Apontamentos freestyle sobre canções: "Lovesong", Adele


Só hoje ouvi esta versão que a Adele fez para a “Lovesong” dos Cure. Nunca me decidi muito bem sobre o que achar da Adele e só a escuto acidentalmente, com excepção da “Skyfall” (muito por causa da grave pancada que tenho pelo tom épico das canções que abrem os filmes da série James Bond). A versão que a Adele faz do original dos Cure relembra-me aliás de alguns motivos pelos quais não atino muito com a cantora britânica: associo-a normalmente (e talvez por desconhecimento) a fórmulas demasiado fáceis para consumo massivo (e aqui é isso que acontece) e a sua voz pode atingir este e aquele tom, embora falhe quase sempre o alvo do meu coração (o juiz que tenho para a música mais romântica). A Adele não me toca. 


Na rendição que faz da “Lovesong”, a voz da Adele percorre alguns dos seus lugares mais previsíveis e reconhecíveis, mesmo que isso acabe por não favorecer ou prejudicar a canção em si. O que aqui se escuta é só mesmo a Adele a cantar a partir da prisão da sua própria fórmula (tal como acontece com tantas estrelas pop que pouco ou nada arriscam). O que é estranho  - e ao mesmo tempo interessante - neste caso em especial é verificar que a voz da Adele se adapta surpreendentemente bem a um tema que, ao querer ser muita coisa em simultâneo, acaba por não ser nada em concreto. Embora esta condição de amálgama muito radio friendly possa soar a maldição junto de ouvidos mais arrojados, não deixa de ser também a farda de serviço com que as canções pop para massas convivem muito bem. 


A “Lovesong”, na rendição da Adele, parece até especialmente confortável nessa sua vontade de “ir a todas”: abre com aquela guitarra acústica acolhedora e intimista que as rádios veneram (e que se instalou também com “You’re Beautiful”, do James Blunt), atira-se a uns arranjos de cordas mais grandiosos (pela mão do arranjista David Campbell), ainda tem espaço para qualquer coisa de bossa nova ligeirinha e, então, eis que a certa altura decide ser uma canção reggae para quem acha que não gosta de reggae (ou normalmente não o escuta). E é por gostar tanto deste tipo de canções, que trazem o reggae para a pop de alcance astronómico (tal como acontecia com os Culture Clube ou os Police), que acabo por dedicar todo este tempo a uma faixa da Adele. 

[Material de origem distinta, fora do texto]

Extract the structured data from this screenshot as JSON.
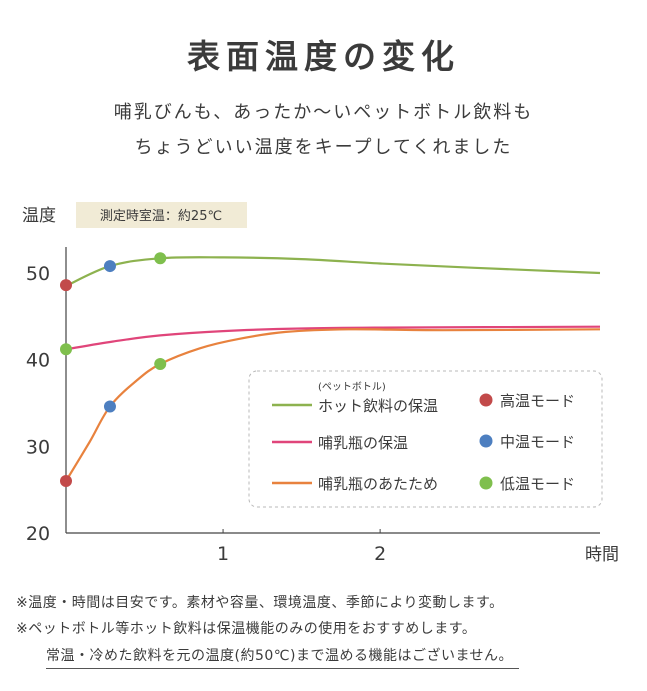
{
  "header": {
    "title": "表面温度の変化",
    "subtitle_line1": "哺乳びんも、あったか～いペットボトル飲料も",
    "subtitle_line2": "ちょうどいい温度をキープしてくれました"
  },
  "chart_data": {
    "type": "line",
    "ylabel": "温度",
    "ylabel_note": "測定時室温：約25℃",
    "xlabel": "時間",
    "xlim": [
      0,
      3.4
    ],
    "ylim": [
      20,
      53
    ],
    "xticks": [
      {
        "value": 1,
        "label": "1"
      },
      {
        "value": 2,
        "label": "2"
      }
    ],
    "yticks": [
      {
        "value": 20,
        "label": "20"
      },
      {
        "value": 30,
        "label": "30"
      },
      {
        "value": 40,
        "label": "40"
      },
      {
        "value": 50,
        "label": "50"
      }
    ],
    "grid": false,
    "legend_position": "bottom-right",
    "series": [
      {
        "name_prefix": "(ペットボトル)",
        "name": "ホット飲料の保温",
        "color": "#8db24f",
        "points": [
          [
            0,
            48.5
          ],
          [
            0.28,
            50.8
          ],
          [
            0.6,
            51.7
          ],
          [
            1.0,
            51.8
          ],
          [
            1.5,
            51.6
          ],
          [
            2.0,
            51.1
          ],
          [
            2.6,
            50.6
          ],
          [
            3.4,
            50.0
          ]
        ]
      },
      {
        "name": "哺乳瓶の保温",
        "color": "#e0457a",
        "points": [
          [
            0,
            41.2
          ],
          [
            0.3,
            42.1
          ],
          [
            0.6,
            42.8
          ],
          [
            1.0,
            43.3
          ],
          [
            1.5,
            43.6
          ],
          [
            2.0,
            43.7
          ],
          [
            3.4,
            43.8
          ]
        ]
      },
      {
        "name": "哺乳瓶のあたため",
        "color": "#e8823e",
        "points": [
          [
            0,
            26.0
          ],
          [
            0.15,
            30.5
          ],
          [
            0.28,
            34.6
          ],
          [
            0.45,
            37.6
          ],
          [
            0.6,
            39.5
          ],
          [
            0.85,
            41.3
          ],
          [
            1.1,
            42.4
          ],
          [
            1.4,
            43.2
          ],
          [
            1.8,
            43.5
          ],
          [
            2.4,
            43.4
          ],
          [
            3.4,
            43.5
          ]
        ]
      }
    ],
    "markers": [
      {
        "mode": "高温モード",
        "color": "#c24a4a",
        "points": [
          [
            0,
            48.6
          ],
          [
            0,
            26.0
          ]
        ]
      },
      {
        "mode": "中温モード",
        "color": "#4d7fc0",
        "points": [
          [
            0.28,
            50.8
          ],
          [
            0.28,
            34.6
          ]
        ]
      },
      {
        "mode": "低温モード",
        "color": "#7fbf4d",
        "points": [
          [
            0.6,
            51.7
          ],
          [
            0,
            41.2
          ],
          [
            0.6,
            39.5
          ]
        ]
      }
    ]
  },
  "notes": {
    "line1": "※温度・時間は目安です。素材や容量、環境温度、季節により変動します。",
    "line2": "※ペットボトル等ホット飲料は保温機能のみの使用をおすすめします。",
    "line3": "常温・冷めた飲料を元の温度(約50℃)まで温める機能はございません。"
  }
}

Portanto sem ser a melhor canção do mundo (longe disso), “Lovesong” pela voz da Adele revela pelo menos alguns aspectos interessantes através da sua ligação ao reggae. Ao transformar a “Lovesong” dos Cure num tema que, embora confuso, atraca no reggae relembra-nos de duas coisas importantes: 1) o ska e o reggae são uma parte totalmente determinante na formação do som distinto dos Cure; 2) alguns dos singles dos Cure talvez estejam muito mais a jeito de conhecer versões reggae do que possamos acreditar à partida (ocorre-me que "Kyoto Song" e "Close to me" teriam algum potencial, por exemplo). 


O que eu queria no fundo expressar é que me diverte sempre muito observar como o reggae se infiltra nos ouvidos de quem diz não gostar nada do género. Acho fantástico que algum público mais conservador e afeiçoado ao lado mais rock dos Cure possa pura e simplesmente recusar por completo o seu gosto por reggae, mas acabar por desfrutar de alguns dos seus aspectos nos discos da banda. Só uma grande banda como os Cure e a sofisticação interminável do Robert Smith podiam fazer conviver no mesmo universo musical dois elementos tão dispares como o reggae (a partir do ska, claro) e um rock de tonalidades sombrias (para não dizer góticas). E a masterclass que comprova tudo isto resiste ainda bem viva e sonante nesse álbum de estreia perfeito que é “Three Imaginary Boys”, dos Cure. Ou seja, o reggae resiste e existe sorrateiramente em tantos momentos da carreira longuíssima dos Cure, tal como pode aparecer depois como a orientação que salva um produto algo genérico e pouco memorável no catálogo de muitos da Adele. O reggae nunca morre.